Brazil's largest party will decide on Tuesday to break away from President Dilma Rousseff's floundering coalition, party leaders said, sharply raising the odds that the country's first woman president will be impeached amid a corruption scandal.
The fractious Brazilian Democratic Movement Party (PMDB) will decide at its national leadership meeting on the pace of disengagement from the Rousseff administration, in which it holds seven ministerial posts and the vice presidency.
A formal rupture appears inevitable and will increase the isolation of the unpopular Rousseff, freeing PMDB members to vote for her impeachment.
That makes it likely Rousseff will be temporarily suspended from office by Congress as early as May and replaced by Vice President Michel Temer, leader of the PMDB, while the Senate decides if she should be permanently ousted.

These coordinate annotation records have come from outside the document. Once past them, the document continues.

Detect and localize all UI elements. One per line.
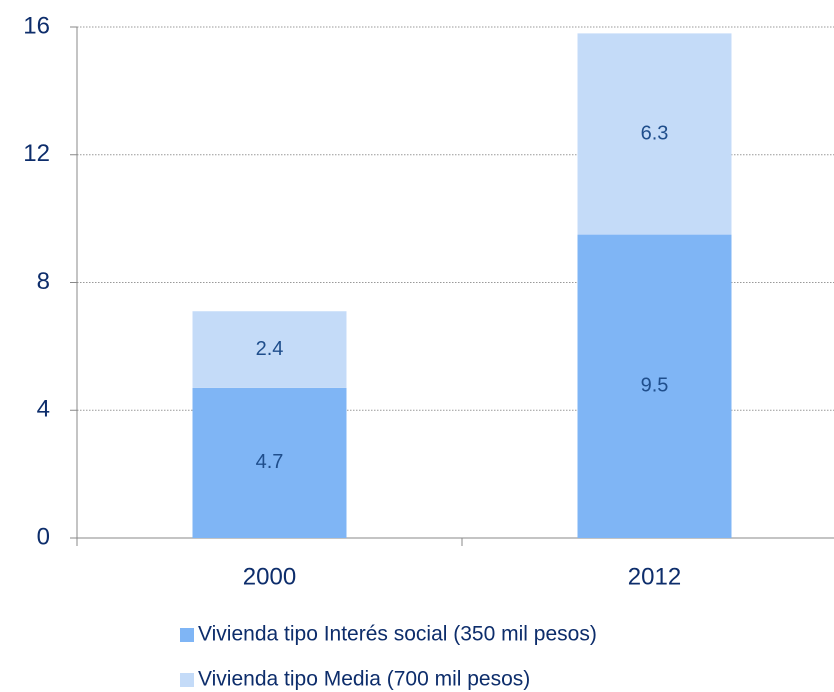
y-tick-label: 4 <box>37 396 50 423</box>
x-tick-label: 2012 <box>628 563 681 590</box>
data-label: 4.7 <box>256 451 284 473</box>
bar-segment <box>577 234 732 538</box>
y-tick-label: 0 <box>37 523 50 550</box>
data-label: 9.5 <box>641 375 669 397</box>
legend-label: Vivienda tipo Interés social (350 mil pe… <box>198 623 597 646</box>
legend-swatch <box>180 628 194 642</box>
y-tick-label: 8 <box>37 268 50 295</box>
data-label: 6.3 <box>641 122 669 144</box>
x-tick-label: 2000 <box>243 563 296 590</box>
y-tick-label: 12 <box>23 140 50 167</box>
bar-segment <box>192 387 347 538</box>
bar-segment <box>192 311 347 388</box>
data-label: 2.4 <box>256 338 284 360</box>
bar-segment <box>577 33 732 235</box>
legend-swatch <box>180 673 194 687</box>
legend-label: Vivienda tipo Media (700 mil pesos) <box>198 668 530 691</box>
y-tick-label: 16 <box>23 12 50 39</box>
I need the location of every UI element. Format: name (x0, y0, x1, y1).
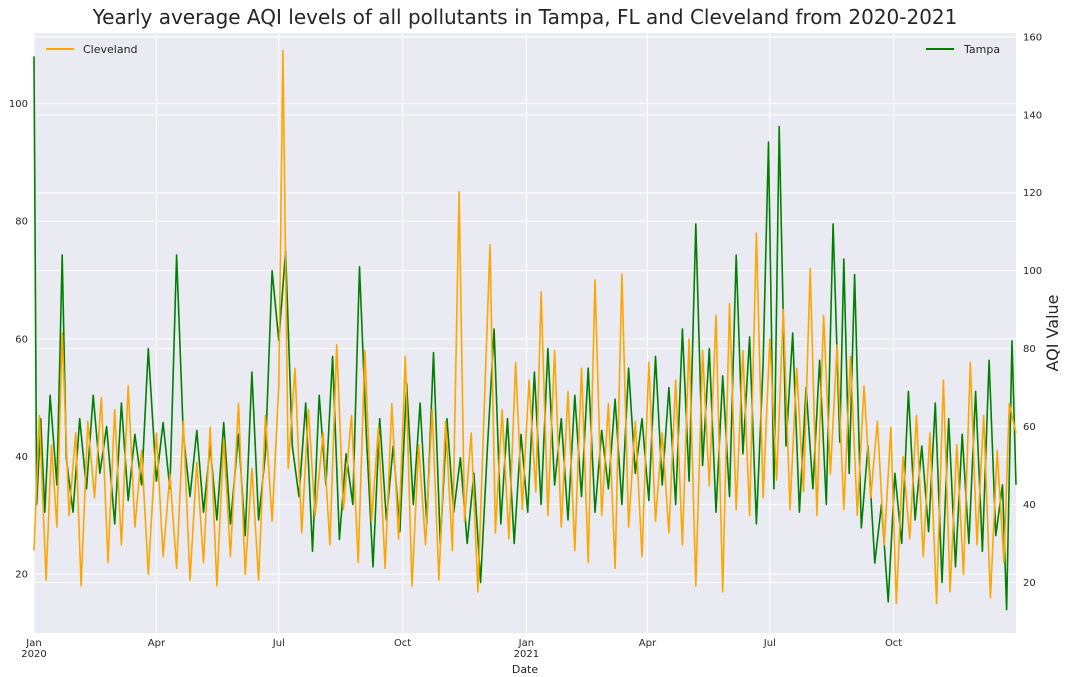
legend-label-cleveland: Cleveland (83, 43, 138, 56)
y-tick-label-right: 40 (1023, 500, 1036, 511)
y-tick-label-right: 120 (1023, 188, 1042, 199)
x-tick-label: Oct (394, 638, 411, 649)
series-line-tampa (33, 56, 1017, 611)
x-tick-label: Oct (885, 638, 902, 649)
x-axis-label: Date (512, 663, 539, 676)
series-line-cleveland (33, 49, 1017, 605)
x-tick-label: Apr (639, 638, 657, 649)
x-tick-sublabel: 2021 (514, 649, 539, 660)
y-tick-label-right: 160 (1023, 32, 1042, 43)
x-tick-label: Jul (272, 638, 285, 649)
y-tick-label-left: 20 (15, 570, 28, 581)
x-tick-label: Jan (25, 638, 41, 649)
y-tick-label-left: 100 (9, 99, 28, 110)
x-tick-label: Jan (518, 638, 534, 649)
y-axis-label-right: AQI Value (1043, 295, 1062, 372)
y-tick-label-right: 60 (1023, 422, 1036, 433)
y-tick-label-left: 80 (15, 217, 28, 228)
y-tick-label-left: 40 (15, 452, 28, 463)
x-tick-label: Jul (763, 638, 776, 649)
y-tick-label-right: 100 (1023, 266, 1042, 277)
legend-label-tampa: Tampa (963, 43, 1000, 56)
plot-area (34, 33, 1016, 633)
chart-title: Yearly average AQI levels of all polluta… (92, 5, 958, 29)
legend-tampa: Tampa (926, 43, 1000, 56)
x-tick-label: Apr (148, 638, 166, 649)
y-tick-label-left: 60 (15, 334, 28, 345)
y-tick-label-right: 20 (1023, 578, 1036, 589)
legend-cleveland: Cleveland (46, 43, 138, 56)
y-tick-label-right: 140 (1023, 110, 1042, 121)
y-tick-label-right: 80 (1023, 344, 1036, 355)
x-tick-sublabel: 2020 (21, 649, 46, 660)
series-layer (33, 49, 1017, 611)
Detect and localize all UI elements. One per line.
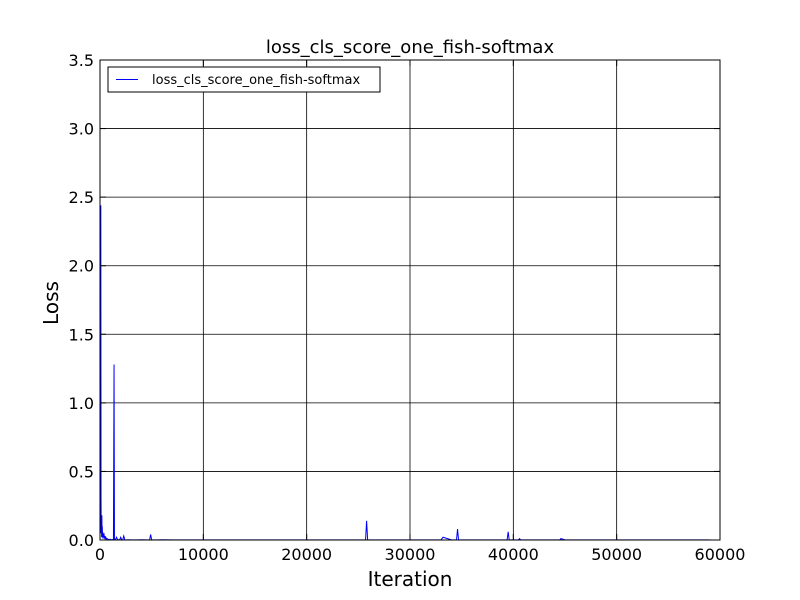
x-axis-label: Iteration <box>368 567 453 591</box>
x-tick-label: 10000 <box>178 545 229 564</box>
legend-box <box>107 66 381 93</box>
y-axis-label: Loss <box>39 281 63 325</box>
y-tick-label: 1.0 <box>69 394 94 413</box>
series-layer <box>99 205 710 541</box>
y-tick-label: 2.5 <box>69 188 94 207</box>
grid-lines <box>100 60 720 540</box>
y-tick-labels: 0.0 0.5 1.0 1.5 2.0 2.5 3.0 3.5 <box>69 51 94 550</box>
tick-marks <box>99 59 721 541</box>
x-tick-label: 20000 <box>281 545 332 564</box>
y-tick-label: 1.5 <box>69 325 94 344</box>
x-tick-label: 60000 <box>695 545 746 564</box>
x-tick-labels: 0 10000 20000 30000 40000 50000 60000 <box>95 545 746 564</box>
x-tick-label: 40000 <box>488 545 539 564</box>
x-tick-label: 50000 <box>591 545 642 564</box>
x-tick-label: 0 <box>95 545 105 564</box>
legend: loss_cls_score_one_fish-softmax <box>107 66 381 93</box>
y-tick-label: 0.5 <box>69 462 94 481</box>
y-tick-label: 3.0 <box>69 120 94 139</box>
x-tick-label: 30000 <box>385 545 436 564</box>
legend-entry-label: loss_cls_score_one_fish-softmax <box>152 73 360 88</box>
chart-title: loss_cls_score_one_fish-softmax <box>266 37 555 58</box>
series-line <box>99 205 710 541</box>
y-tick-label: 2.0 <box>69 257 94 276</box>
y-tick-label: 3.5 <box>69 51 94 70</box>
y-tick-label: 0.0 <box>69 531 94 550</box>
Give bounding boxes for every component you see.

In the first step toward an imminent rupture, Tourism Minister Henrique Eduardo Alves, a PMDB leader and former speaker of the lower house of Congress, announced on Monday he was resigning from Rousseff's cabinet. "Dialogue, I regret to say, has been exhausted," Alves said in his resignation letter to Rousseff.
Temer aides said the vice president is ready to take over and move fast to restore business confidence in Brazil, in an effort to pull the economy out of a tailspin. Brazilian media reported over the weekend that a team of Temer aides is drawing up a plan for his first weeks as president.